Home > Uncategorized > Mixed Media: Changing copyright law won’t save newspapers

Mixed Media: Changing copyright law won’t save newspapers

Please see articles:

1. (Main Article) http://www.dailyfinance.com/2009/06/30/mixed-media-changing-copyright-law-wont-save-newspapers/

2.http://www.becker-posner-blog.com/archives/2009/06/the_future_of_n.html

3.http://www.cleveland.com/schultz/index.ssf/2009/06/tighter_copyright_law_could_sa.html

4. http://bits.blogs.nytimes.com/2008/06/16/the-ap-hot-news-and-hotheaded-blogs/

In this article, Jeff Bercovici, unravels to us the prospect of re-examining and altering copyright law for the purpose of saving newspaper and news-reporting industries from suffering from frequent copyright infringers and to keep news-delivery in the hands of those who work so tediously to gather it.

Over the past few decades, mainly because of the availability of internet posting services and blogging, newspapers have endured incalculable wounds that produced constant leaks of information to the public without their consent. Hence, with the reality that some identities are capable of accessing newspaper articles either before or after the newspaper articles are officially available to the public eye and illegally posting summaries of them on “aggregation sites” severely hurts the newspaper industry because such copyright-infringing activity steals a newspaper’s sole responsibility to diffuse accumulated news into the national or local community.

Further, in order to deal with copyright issues in relation to news copying and distribution, Bercovici, through the ideas of other scholars and columnists such as Richard Posner and Connie Schultz, introduces the proposed concept that perhaps a change in copyright laws such as providing “a 24-hour window in which a given piece of news would be exclusive to the outlet that broke it” might halt illegal summarizing of news on popular blogs and other conduits of dispersion. In the same vein, such a change in copyright enforcement might prevent newspaper industries from losing as much time and money, but according to Bercovici and Jeff Jarvis’s point of view, such a copyright alteration will do little to preserve newspapers from “falling.” In fact, Jarvis asserts that “some forms of news such as Michael Jackson’s death” are definitely not going to hold back millions of post and blogs about the incident no matter how much newspaper’s would want to withhold such information and claim copyright to it.

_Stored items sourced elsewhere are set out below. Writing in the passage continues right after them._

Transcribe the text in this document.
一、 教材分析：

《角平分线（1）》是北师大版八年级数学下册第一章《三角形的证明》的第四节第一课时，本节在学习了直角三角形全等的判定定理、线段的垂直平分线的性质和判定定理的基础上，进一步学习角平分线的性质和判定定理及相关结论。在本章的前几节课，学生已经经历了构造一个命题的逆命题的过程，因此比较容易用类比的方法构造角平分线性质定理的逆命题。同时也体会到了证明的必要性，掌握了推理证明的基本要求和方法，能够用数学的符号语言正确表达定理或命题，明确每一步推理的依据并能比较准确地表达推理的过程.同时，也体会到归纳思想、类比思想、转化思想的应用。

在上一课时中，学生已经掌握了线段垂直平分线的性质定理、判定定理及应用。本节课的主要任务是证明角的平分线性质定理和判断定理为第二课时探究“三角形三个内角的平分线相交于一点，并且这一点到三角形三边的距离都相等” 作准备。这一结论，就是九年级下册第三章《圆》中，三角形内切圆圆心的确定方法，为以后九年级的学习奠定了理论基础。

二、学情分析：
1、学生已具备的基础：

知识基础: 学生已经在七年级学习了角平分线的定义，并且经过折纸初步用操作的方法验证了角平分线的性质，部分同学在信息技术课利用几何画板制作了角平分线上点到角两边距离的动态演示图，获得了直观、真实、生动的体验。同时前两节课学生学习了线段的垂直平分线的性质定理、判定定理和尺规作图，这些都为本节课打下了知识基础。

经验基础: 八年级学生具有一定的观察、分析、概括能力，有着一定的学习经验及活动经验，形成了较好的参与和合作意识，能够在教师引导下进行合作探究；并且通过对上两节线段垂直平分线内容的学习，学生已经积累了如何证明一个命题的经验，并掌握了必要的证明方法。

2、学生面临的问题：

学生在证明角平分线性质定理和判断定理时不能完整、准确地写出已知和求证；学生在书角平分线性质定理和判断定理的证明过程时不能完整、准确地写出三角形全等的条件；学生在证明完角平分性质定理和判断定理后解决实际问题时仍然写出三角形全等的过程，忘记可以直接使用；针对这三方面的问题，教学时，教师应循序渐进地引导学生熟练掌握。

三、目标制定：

Hence, based on Jeff Bercovinci’s account, it is fairly evident that in today’s wired society news agencies and newspaper owners experience many financial loses because, although copyrighted, news articles can still be spread around the word in a matter of seconds through online posts. Furthermore, at the end of his article, Bercovinci stated that the “24-hour rule” is a concept that may not accomplish as much as it hopes to “to save newspapers.” Such a declaration is reasonable because, in reality, having or not having a “24-hour exclusive” to protect newspapers is not going to prevent illegal summarizing of newspaper articles online. Yes, their will be a slightly larger risk for copyright infringers to copy news articles on posts but it seems that it will not be enough to entirely stop them. Thus, in order to create a stronger wall of protection against unauthorized copying and summarizing of news and newspaper articles more serious measures have to be taken to preserve the time and money news-gathering agencies spend to deliver news to our society.